Le signe numéro un que vous regardez une vidéo d'IA

Crédit photo, Serenity Strull/ Getty Images
- Author, Thomas Germain
- Role, BBC News
Vos réseaux sociaux sont envahis par des vidéos de piètre qualité générées par IA. Un indice permet de les repérer : la qualité d'image laisse penser qu'elles ont été filmées avec un appareil bas de gamme.
C'est fini. Vous allez vous faire avoir. Vous l'avez probablement déjà fait. Ces six derniers mois, les générateurs vidéo par IA sont devenus si performants que notre rapport aux caméras est sur le point de se briser. Voici le meilleur des scénarios : vous vous ferez avoir, encore et encore, jusqu'à ce que vous soyez tellement exaspéré que vous remettiez en question tout ce que vous voyez. Bienvenue dans le futur.
Mais pour l'instant, il reste quelques signaux d'alarme à surveiller. L'un d'eux se démarque. Si vous voyez une vidéo de mauvaise qualité – avec des images granuleuses et floues –, méfiez-vous : vous pourriez bien être en train de regarder une intelligence artificielle.

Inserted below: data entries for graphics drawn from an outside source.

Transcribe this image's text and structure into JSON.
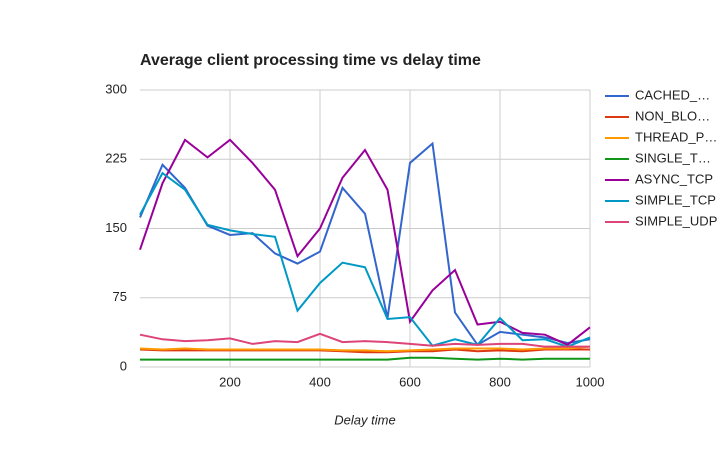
{
  "chart_data": {
    "type": "line",
    "title": "Average client processing time vs delay time",
    "x_label": "Delay time",
    "x": [
      0,
      50,
      100,
      150,
      200,
      250,
      300,
      350,
      400,
      450,
      500,
      550,
      600,
      650,
      700,
      750,
      800,
      850,
      900,
      950,
      1000
    ],
    "xlim": [
      0,
      1000
    ],
    "xticks": [
      200,
      400,
      600,
      800,
      1000
    ],
    "ylim": [
      0,
      300
    ],
    "yticks": [
      0,
      75,
      150,
      225,
      300
    ],
    "grid": true,
    "legend": "right",
    "series": [
      {
        "name": "CACHED_…",
        "color": "#3366cc",
        "values": [
          162,
          219,
          194,
          153,
          143,
          145,
          123,
          112,
          125,
          194,
          166,
          53,
          221,
          242,
          59,
          24,
          38,
          35,
          32,
          26,
          30
        ]
      },
      {
        "name": "NON_BLO…",
        "color": "#dc3912",
        "values": [
          19,
          18,
          18,
          18,
          18,
          18,
          18,
          18,
          18,
          17,
          16,
          16,
          17,
          17,
          19,
          17,
          18,
          17,
          19,
          19,
          19
        ]
      },
      {
        "name": "THREAD_P…",
        "color": "#ff9900",
        "values": [
          20,
          19,
          20,
          19,
          19,
          19,
          19,
          19,
          19,
          18,
          18,
          17,
          18,
          19,
          20,
          20,
          20,
          19,
          20,
          20,
          22
        ]
      },
      {
        "name": "SINGLE_T…",
        "color": "#109618",
        "values": [
          8,
          8,
          8,
          8,
          8,
          8,
          8,
          8,
          8,
          8,
          8,
          8,
          10,
          10,
          9,
          8,
          9,
          8,
          9,
          9,
          9
        ]
      },
      {
        "name": "ASYNC_TCP",
        "color": "#990099",
        "values": [
          127,
          199,
          246,
          227,
          246,
          221,
          192,
          120,
          150,
          205,
          235,
          192,
          49,
          83,
          105,
          46,
          49,
          37,
          35,
          24,
          43
        ]
      },
      {
        "name": "SIMPLE_TCP",
        "color": "#0099c6",
        "values": [
          165,
          210,
          192,
          154,
          148,
          144,
          141,
          61,
          91,
          113,
          108,
          52,
          54,
          23,
          30,
          24,
          53,
          29,
          30,
          22,
          32
        ]
      },
      {
        "name": "SIMPLE_UDP",
        "color": "#dd4477",
        "values": [
          35,
          30,
          28,
          29,
          31,
          25,
          28,
          27,
          36,
          27,
          28,
          27,
          25,
          23,
          25,
          24,
          25,
          25,
          22,
          22,
          22
        ]
      }
    ]
  }
}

« C'est l'une des premières choses que nous examinons », déclare Hany Farid, professeur d'informatique à l'Université de Californie à Berkeley, pionnier dans le domaine de la criminalistique numérique et fondateur de la société de détection de deepfakes GetReal Security.
La triste réalité, c'est que les outils vidéo d'IA vont encore s'améliorer, et ce conseil deviendra vite obsolète. Cela pourrait arriver dans quelques mois, ou dans quelques années. Difficile à dire ! Désolé. Mais si vous prenez un instant pour explorer les nuances de cette idée, ce conseil pourrait vous éviter de tomber dans le piège de certaines IA inefficaces, le temps de changer votre perception de la vérité .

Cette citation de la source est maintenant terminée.